Fly between today and tomorrow,
smiling from the corners of the earth.
spend some time playing in puddles,
am i the dollar determining your worth?
within the mud that makes you happy,
leave your dreams of black and grey.
come and live inside of what is mine,
where back drops determine your day.
lay back on the wrinkled kitchen tiles
carving bible versus into broken lime.
draw your attention to the lettering,
how did i ever mistake you for the light?
you say, 'i love the way you look at me.'
and it's almost as though i am afraid.
shot like a sparrow out of a widows tree,
where angels shower those sugar grenades.

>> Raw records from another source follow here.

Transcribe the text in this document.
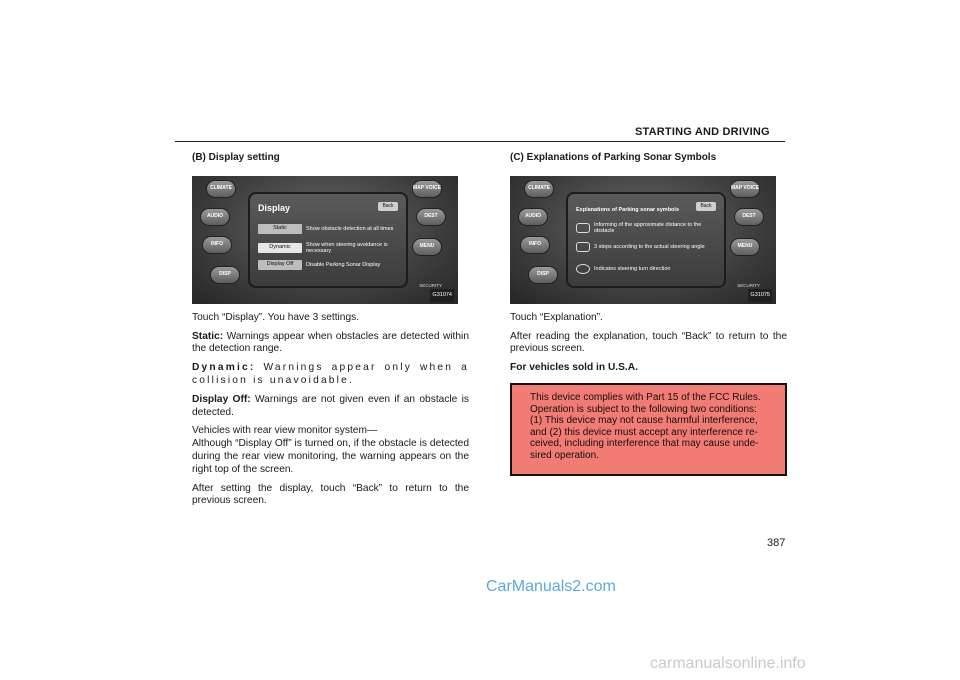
STARTING AND DRIVING
(B) Display setting
CLIMATE
AUDIO
INFO
DISP
MAP VOICE
DEST
MENU
SECURITY
Display	Back
Static	Show obstacle detection at all times
Dynamic	Show when steering avoidance is necessary
Display Off	Disable Parking Sonar Display
G31074

Touch “Display”. You have 3 settings.

Static: Warnings appear when obstacles are detected within the detection range.

Dynamic: Warnings appear only when a collision is unavoidable.

Display Off: Warnings are not given even if an obstacle is detected.

Vehicles with rear view monitor system—
Although “Display Off” is turned on, if the obstacle is detected during the rear view monitoring, the warning appears on the right top of the screen.

After setting the display, touch “Back” to return to the previous screen.

(C) Explanations of Parking Sonar Symbols
CLIMATE
AUDIO
INFO
DISP
MAP VOICE
DEST
MENU
SECURITY
Explanations of Parking sonar symbols
Back
Informing of the approximate distance to the obstacle
3 steps according to the actual steering angle
Indicates steering turn direction
G31075

Touch “Explanation”.

After reading the explanation, touch “Back” to return to the previous screen.

For vehicles sold in U.S.A.
This device complies with Part 15 of the FCC Rules.
Operation is subject to the following two conditions:
(1) This device may not cause harmful interference,
and (2) this device must accept any interference re-
ceived, including interference that may cause unde-
sired operation.
387
CarManuals2.com
carmanualsonline.info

the needle comes down on the record,
the rug ripped from underneath our feet;
we were fishing for a sense of reason,
hoping you wouldnt be lost inside of me.
and you drowned in my very own sorrows,
you cried when the angels had wept.
shot like a sparrow out of a widows tree,
the balance between love and forget.

Blue Through and Through

Deprived gas inside that rubber ball,
pushing out but sent back in
as it cuts through the paper air
without a second thought.

Notions of forgiveness
skidding across the ground,
you could give them stability
had you the chance to forget.

I have observed quietly
what the bird was bred to know.
That flight is an incline in a decline
a hard climb for an easy fall.

I'm sure your cheeks agree with me
from painful blush to natural flush,
I don't know which I prefer.
There's beauty in desperation.

Paint your face, hide behind expectations.
You used to laugh so manically, cry so freely.
Then your trust turned its back to you,
forced you to forget.

In A Nutshell

My birthday is just another day of the year. Christmas is a hoax.
My walk is irrelevant and I'm sure the Earth doesn't feel it.
My eyes are not a window to my soul;
in fact I don't even think I have a soul.
I'm not generic all the time and neither are you.
Sure, you can do something outrageous to claim some originality,
but it all boils down the same.
There will always be people that know you, know of you.
And there will always be people that don't care to learn about the space you occupy.
I'm just another being, I move and I breathe.
I try and keep my heart in my chest and my beliefs on my sleeve.

Three Steps

(One to get away from you, one to get over you, one to forget you.)


I guess they developed those blocks of land where our memories were made.
Skipping stones across the jetty they were falling to our grave.
I remember the cup of water that was spilling at the brink,
The times lying on the grass where I always used to think:
'Don't be the lines written on my face,
Don't be the admiring ash in the fire place.
Don't be the times I forgot to brush my teeth twice a day.
Say you want a fresh start, why aren't you here to stay?'
You were so calculated in every step you took,
I was analytical and pretended life was like a book.
I used to ask you what you thought; did it change from day to day?
(though you'd tell me how your mother was,) You never used to say.

Won't You, Don't You

My lines are crossed with wayward frowns,
You're across the room looking down.
Does it matter if the beginning's at the end?

I'll push a little harder on the walls behind the bay,
These army tanks are just a shell for a turtle in the day.
When the war is just a coin toss, there's nothing to defend.

Is it lost when I am found, the prayers inside the tales.
We're make believe and struggling to stay on these rough rails.
Don't be a stranger in a coffin of a bad yellow and blue blend.

A little closer to the roof and the house will cave right in,
I haven't asked your name, this is how we begin.
Hold my lips and kiss my hand, why won't you be my friend?